Há datas em que vemos morrer o mundo tal como o conhecíamos. Nem sempre nos damos conta dessa morte, embora ela tenha sido anunciada, ou lentamente se consciencialize o luto, nas fases clássicas do modelo de Kübler-Ross: negação, cólera, negociação, depressão e aceitação. Mudamos nós e muda o mundo: individual e colectivamente, perante a falência dos valores em que fomos educados e a emergência da nova ordem de paradigmas em que nos pedem para viver. Primeiro, assistimos incrédulos. Depois, criamos eixos do mal. Ponderamos o tipo de aliados. Constatamos os longos fracassos. Aceitamos finalmente “viver sem”, porque temos de viver com tudo o que entretanto aprendemos.

Só depois organizamos o tempo histórico segundo esses ritmos de aprendizagem. Antes e depois do 11 de Setembro. Antes e depois do Holocausto. Antes e depois da Revolução Soviética. Antes e depois da Revolução Francesa… Essa organização é o desejo de compreendermos a nossa sociedade, aqui e agora, e é ele que nos faz ir buscar autores de outras épocas e de outras mortes, sempre em distinto retorno. A “redescoberta” da obra de Albert Camus neste princípio de milénio talvez tenha também a ver com essa “nostalgia de nós” que nos faz rever leituras e procurar no passado lições para o presente. Camus sabe que a Guerra de 39-45 e o Holocausto assinalaram o fim da sua juventude: “todas as gerações, sem dúvida, se julgam fadadas para refazer o mundo. A minha sabe, no entanto, que não poderá refazê-lo. A sua tarefa é talvez maior. Consiste ela em impedir que se desfaça, partindo unicamente das suas negações” (Discursos da Suécia). A geração actual, que cresce entre a memória de cataclismos passados e o anúncio de cataclismos futuros, talvez compreenda melhor estas palavras do que “a geração” que existiu abstractamente entre elas: a que acreditava nos fins da História, marxistas ou demo-liberais, no desaparecimento das guerras frias depois da queda do muro de Berlim, ou no paradisíaco choque tecnológico de Tofler.

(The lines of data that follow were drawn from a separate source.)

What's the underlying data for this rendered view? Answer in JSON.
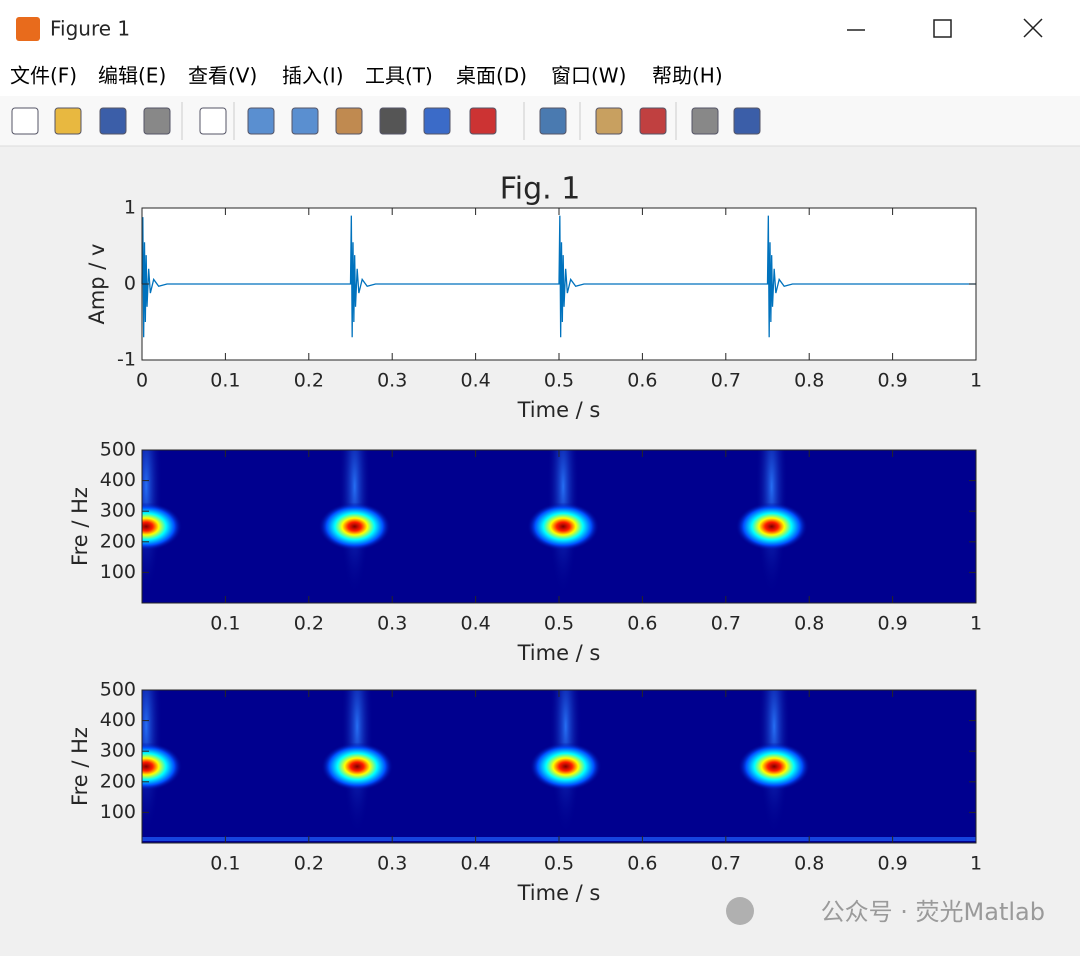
{
  "window": {
    "title": "Figure 1"
  },
  "menu": [
    "文件(F)",
    "编辑(E)",
    "查看(V)",
    "插入(I)",
    "工具(T)",
    "桌面(D)",
    "窗口(W)",
    "帮助(H)"
  ],
  "watermark": "公众号 · 荧光Matlab",
  "chart_data": [
    {
      "type": "line",
      "title": "Fig. 1",
      "xlabel": "Time / s",
      "ylabel": "Amp / v",
      "color": "#0072bd",
      "x": [
        0,
        0.001,
        0.002,
        0.003,
        0.004,
        0.005,
        0.006,
        0.008,
        0.01,
        0.014,
        0.02,
        0.03,
        0.25,
        0.251,
        0.252,
        0.253,
        0.254,
        0.255,
        0.256,
        0.258,
        0.26,
        0.264,
        0.27,
        0.28,
        0.5,
        0.501,
        0.502,
        0.503,
        0.504,
        0.505,
        0.506,
        0.508,
        0.51,
        0.514,
        0.52,
        0.53,
        0.75,
        0.751,
        0.752,
        0.753,
        0.754,
        0.755,
        0.756,
        0.758,
        0.76,
        0.764,
        0.77,
        0.78,
        1
      ],
      "values": [
        0,
        0.88,
        -0.7,
        0.55,
        -0.5,
        0.38,
        -0.3,
        0.2,
        -0.12,
        0.06,
        -0.03,
        0,
        0,
        0.9,
        -0.7,
        0.55,
        -0.5,
        0.38,
        -0.3,
        0.2,
        -0.12,
        0.06,
        -0.03,
        0,
        0,
        0.9,
        -0.7,
        0.55,
        -0.5,
        0.38,
        -0.3,
        0.2,
        -0.12,
        0.06,
        -0.03,
        0,
        0,
        0.9,
        -0.7,
        0.55,
        -0.5,
        0.38,
        -0.3,
        0.2,
        -0.12,
        0.06,
        -0.03,
        0,
        0
      ],
      "xlim": [
        0,
        1
      ],
      "ylim": [
        -1,
        1
      ],
      "xticks": [
        0,
        0.1,
        0.2,
        0.3,
        0.4,
        0.5,
        0.6,
        0.7,
        0.8,
        0.9,
        1
      ],
      "yticks": [
        -1,
        0,
        1
      ]
    },
    {
      "type": "spectrogram",
      "xlabel": "Time / s",
      "ylabel": "Fre / Hz",
      "background": "#00008f",
      "peaks_x": [
        0.005,
        0.255,
        0.505,
        0.755
      ],
      "peaks_y": [
        250,
        250,
        250,
        250
      ],
      "xlim": [
        0,
        1
      ],
      "ylim": [
        0,
        500
      ],
      "xticks": [
        0.1,
        0.2,
        0.3,
        0.4,
        0.5,
        0.6,
        0.7,
        0.8,
        0.9,
        1
      ],
      "yticks": [
        100,
        200,
        300,
        400,
        500
      ]
    },
    {
      "type": "spectrogram",
      "xlabel": "Time / s",
      "ylabel": "Fre / Hz",
      "background": "#00008f",
      "peaks_x": [
        0.005,
        0.258,
        0.508,
        0.758
      ],
      "peaks_y": [
        250,
        250,
        250,
        250
      ],
      "xlim": [
        0,
        1
      ],
      "ylim": [
        0,
        500
      ],
      "xticks": [
        0.1,
        0.2,
        0.3,
        0.4,
        0.5,
        0.6,
        0.7,
        0.8,
        0.9,
        1
      ],
      "yticks": [
        100,
        200,
        300,
        400,
        500
      ]
    }
  ]
}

Surpreende-nos por isso um pouco que, neste contexto, a obra de Camus Os Justos (1949), traduzida por António Quadros, não tenha sido reeditada em Portugal. Mas é também significativo que a homenagem feita a Camus no CCB, a 10 de Janeiro deste ano, tenha incluído a projecção do filme Os Justos (2007), realizado a partir de uma encenação de Guy-Pierre Couleau. Os Justos, peça inspirada num facto histórico, é a “mise-en-scène” de uma “nova ordem”: uma célula terrorista, na Rússia czarista, prepara um atentado contra o Grão-Duque, a imagem do tirano, um obstáculo à Utopia de “uma terra de liberdade que acabará por libertar o mundo inteiro”. A intriga é progressivamente a consciência desse orgulho desmedido do libertador, que a natureza se encarregará de castigar: “Não pertencemos a este mundo: somos os justos. É-nos estranho um certo calor”. “Talvez seja essa a justiça do mundo”, concluirá uma das personagens. Escrita no pós-guerra, pressupõe as questões que derivam da consciência do cataclismo, mas também aquela última questão só possível depois de tudo aceitarmos como inevitável: até onde pode ir o nosso “viver sem”? Do que é que prescindimos (ou parecemos dispostos a prescindir) em nome da “nossa segurança”, da “estabilidade da nova ordem”? Porque todo o mecanismo de estabelecimento dessa nova ordem está imbuído de inevitabilidade e de eficácia. Percorre a futura nova ordem um não dissimulado mecanismo silogístico em que a premissa individual só demonstra o carácter absoluto da premissa geral.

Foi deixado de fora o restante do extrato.